Crítica: Celacanto – Luz de Negro Invierno (2021)


Desde que tuvo un mínimo de edad para poder hacerlo, el joven recurría a un paseo por el bosque. En él, encontraba un lugar de meditación y paz, donde poner en orden sus ideas. Sin embargo, desde hacía un tiempo, nada, ni tan siquiera su especie de ritual, parecía darle sosiego o claridad de pensamiento. El ansia de acabar con todo era cada vez mayor. Una y otra vez se preguntaba qué sentido tenía el hecho de estar constantemente luchando en todos los aspectos de la existencia. Ya nada le daba fuerzas para seguir. Llegó a la arboleda por la mañana temprano. Anduvo como dos horas y media. Al fin, decidió tumbarse. Observó las ramas que le alzaban en el cielo gris como si fuese la última vez. Cerró los ojos y lloró en silencio. Necesitaba sanar en todos los aspectos. Si no lo conseguía, ¿cuánto tiempo más sería capaz de aguantar así?…
Bienvenidos al universo de Celacanto.

Los Sludge Doom metaleros Celacanto vuelven a la carga con su nuevo L.P «Luz de Negro Invierno», editado el pasado 15 de octubre de 2021 de forma digital e independiente.

Su alineación es: Juan P (guitarra y voz), Víctor (bajo), Manu (batería).

Señoras y señores, los de Castellón lo han vuelto a hacer. Quien piense que el rock, en cualquiera de sus encarnaciones o variaciones está muerto, tan solo debe oír la música que crea este power trio para darse cuenta de lo equivocado que está. Dramatismo, intensidad, simpleza (en el buen sentido de la palabra) y autenticidad. Todo eso emanan las seis canciones que componen su última y flamante obra. El tratamiento en los estribillos es tan maravilloso como desgarrador, mientras que los desarrollos instrumentales, más extensos que en otras ocasiones, no os dejarán indiferentes. De forma completamente subjetiva solo puedo poner dos pegas: los instantes puntuales de psicodelia en las seis cuerdas mostrados en ‘Paisaje Onírico‘ y ‘Luz de Negro Invierno‘, y la portada. Algunos pensaréis que no hay problema con ambas cosas. No obstante, para un servidor, lo primero hace que pierda intensidad el tema donde se introduce, perdiéndose durante un breve espacio de tiempo en un profundo mar atmosférico que me resulta excesivo. Lo segundo, es debido a la cantidad de bosques que se ven por ahí, además de que en su caso es la segunda vez que utilizan algo así. Por lo demás, ni un mal pero puedo poner.

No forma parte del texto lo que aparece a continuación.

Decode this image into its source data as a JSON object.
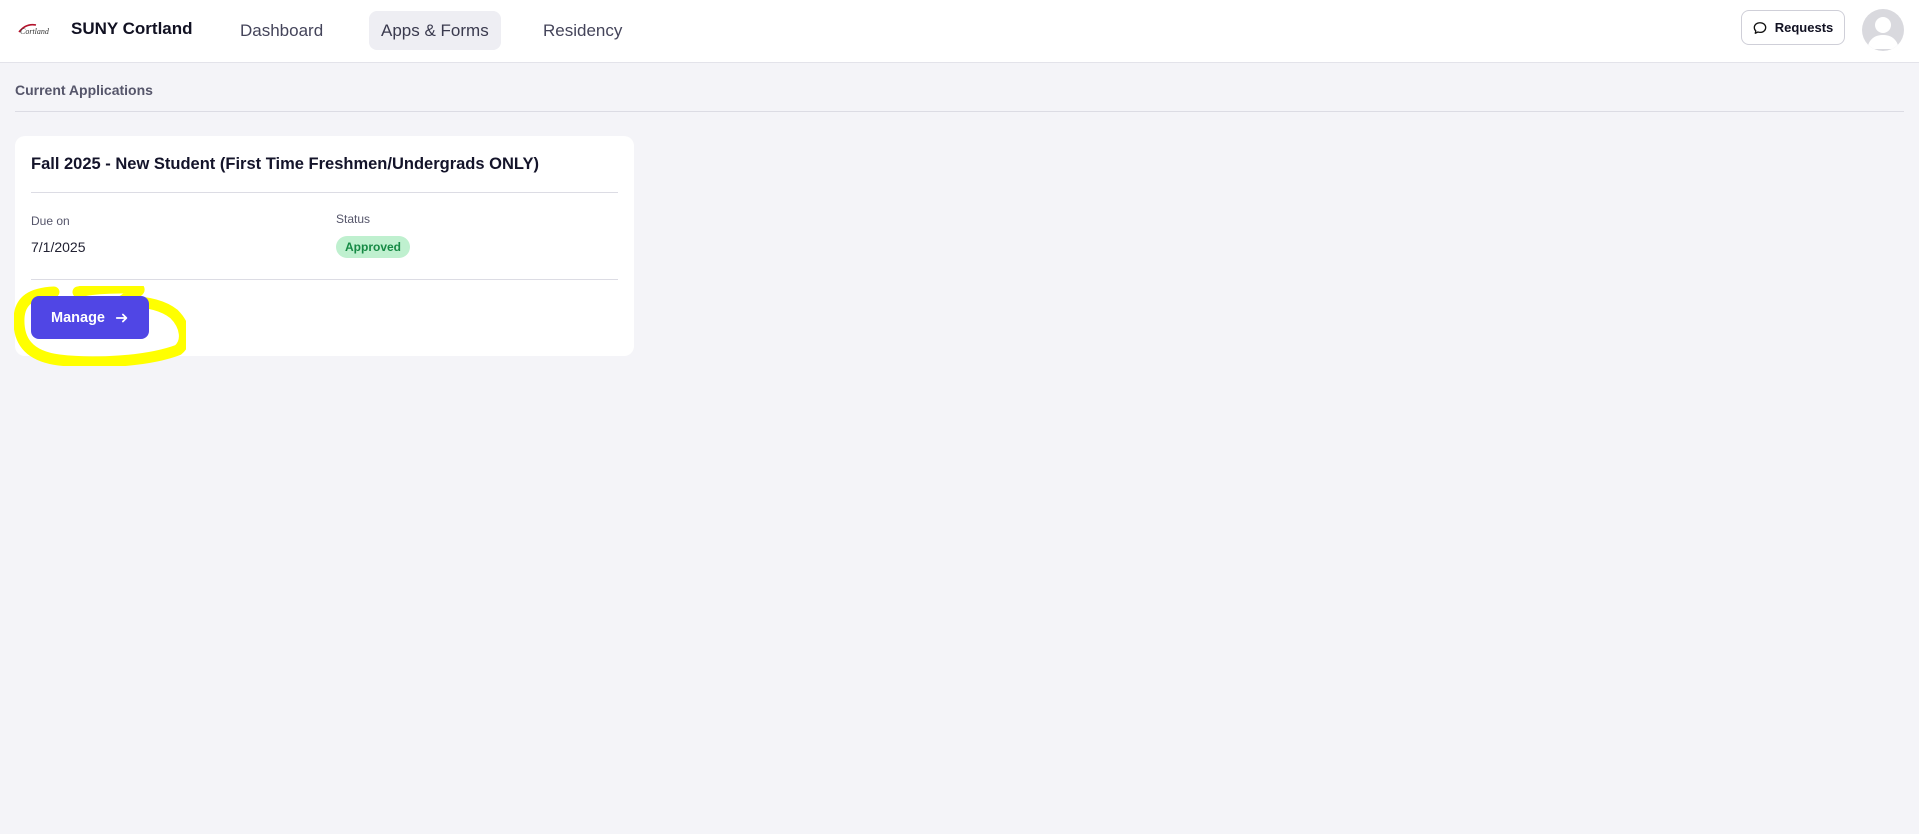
{
  "header": {
    "logo_text": "Cortland",
    "brand": "SUNY Cortland",
    "nav": [
      {
        "label": "Dashboard"
      },
      {
        "label": "Apps & Forms"
      },
      {
        "label": "Residency"
      }
    ],
    "active_nav": "Apps & Forms",
    "requests_label": "Requests"
  },
  "main": {
    "section_title": "Current Applications",
    "application": {
      "title": "Fall 2025 - New Student (First Time Freshmen/Undergrads ONLY)",
      "due_label": "Due on",
      "due_value": "7/1/2025",
      "status_label": "Status",
      "status_value": "Approved",
      "manage_label": "Manage"
    }
  },
  "colors": {
    "primary_button": "#5046e5",
    "status_badge_bg": "#bff0cf",
    "status_badge_text": "#168a45",
    "annotation_highlight": "#ffff00",
    "page_bg": "#f4f4f8"
  },
  "icons": {
    "requests": "chat-bubble-icon",
    "manage": "arrow-right-icon",
    "avatar": "user-avatar-icon"
  }
}
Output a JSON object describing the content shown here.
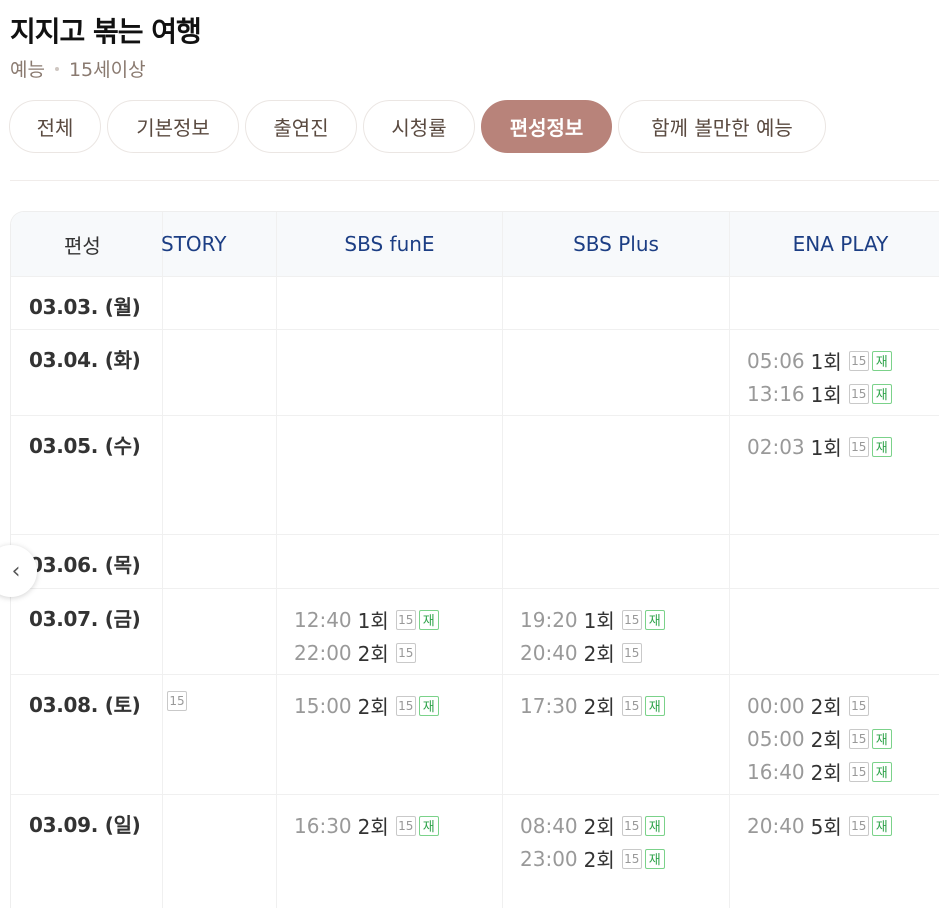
{
  "program": {
    "title": "지지고 볶는 여행",
    "genre": "예능",
    "rating": "15세이상"
  },
  "tabs": [
    {
      "label": "전체",
      "active": false
    },
    {
      "label": "기본정보",
      "active": false
    },
    {
      "label": "출연진",
      "active": false
    },
    {
      "label": "시청률",
      "active": false
    },
    {
      "label": "편성정보",
      "active": true
    },
    {
      "label": "함께 볼만한 예능",
      "active": false
    }
  ],
  "schedule": {
    "header_label": "편성",
    "channels": [
      "STORY",
      "SBS funE",
      "SBS Plus",
      "ENA PLAY"
    ],
    "rows": [
      {
        "date": "03.03. (월)",
        "cells": [
          [],
          [],
          [],
          []
        ]
      },
      {
        "date": "03.04. (화)",
        "cells": [
          [],
          [],
          [],
          [
            {
              "time": "05:06",
              "ep": "1회",
              "rating": "15",
              "re": "재"
            },
            {
              "time": "13:16",
              "ep": "1회",
              "rating": "15",
              "re": "재"
            }
          ]
        ]
      },
      {
        "date": "03.05. (수)",
        "cells": [
          [],
          [],
          [],
          [
            {
              "time": "02:03",
              "ep": "1회",
              "rating": "15",
              "re": "재"
            }
          ]
        ]
      },
      {
        "date": "03.06. (목)",
        "cells": [
          [],
          [],
          [],
          []
        ]
      },
      {
        "date": "03.07. (금)",
        "cells": [
          [],
          [
            {
              "time": "12:40",
              "ep": "1회",
              "rating": "15",
              "re": "재"
            },
            {
              "time": "22:00",
              "ep": "2회",
              "rating": "15",
              "re": ""
            }
          ],
          [
            {
              "time": "19:20",
              "ep": "1회",
              "rating": "15",
              "re": "재"
            },
            {
              "time": "20:40",
              "ep": "2회",
              "rating": "15",
              "re": ""
            }
          ],
          []
        ]
      },
      {
        "date": "03.08. (토)",
        "cells": [
          [
            {
              "time": "",
              "ep": "",
              "rating": "15",
              "re": ""
            }
          ],
          [
            {
              "time": "15:00",
              "ep": "2회",
              "rating": "15",
              "re": "재"
            }
          ],
          [
            {
              "time": "17:30",
              "ep": "2회",
              "rating": "15",
              "re": "재"
            }
          ],
          [
            {
              "time": "00:00",
              "ep": "2회",
              "rating": "15",
              "re": ""
            },
            {
              "time": "05:00",
              "ep": "2회",
              "rating": "15",
              "re": "재"
            },
            {
              "time": "16:40",
              "ep": "2회",
              "rating": "15",
              "re": "재"
            }
          ]
        ]
      },
      {
        "date": "03.09. (일)",
        "cells": [
          [],
          [
            {
              "time": "16:30",
              "ep": "2회",
              "rating": "15",
              "re": "재"
            }
          ],
          [
            {
              "time": "08:40",
              "ep": "2회",
              "rating": "15",
              "re": "재"
            },
            {
              "time": "23:00",
              "ep": "2회",
              "rating": "15",
              "re": "재"
            }
          ],
          [
            {
              "time": "20:40",
              "ep": "5회",
              "rating": "15",
              "re": "재"
            }
          ]
        ]
      }
    ]
  },
  "nav": {
    "prev_icon": "chevron-left-icon",
    "prev_glyph": "‹"
  }
}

Gruesas, melancólicas y arrastradas son las «hachas» de Juan P. La adicción que crean sus riffs no es ni medio normal, demostrando un equilibrio perfecto entre potencia y «suavidad». Ah, no sé si es cosa mía, pero ¿no notáis influencia de los viejos Mastodon en ‘Soga Urticante‘ y ‘La Senda de la Introspección‘?

En el apartado vocal, las melodías vocales, tan arrastradas como apesadumbradas, se agarrarán a vuestro espíritu como pocas veces os ha ocurrido antes.

El bajo atruena y tiene una gran presencia a lo largo y ancho de Elepé. Si sois amantes de dicho instrumento, vais a alucinar con las bass line de Víctor.

La percusión, se mueve cómodamente en el amplio espectro de los mid tempos, siendo dinámica en todo momento.

Me volaron los sesos ‘Letanía Inacabada‘, ‘Maraña Cromática‘ y ‘Soga Urticante‘. ¿Se puede hacer mejor? Yo creo que no. ¡Vaya temazos!

Sin duda, «Luz de Negro Invierno» entra de cajón a mi top ten de lo mejor de 2021. Si buscáis «ruido» de calidad y fuera de lo común, Celacanto os lo dará.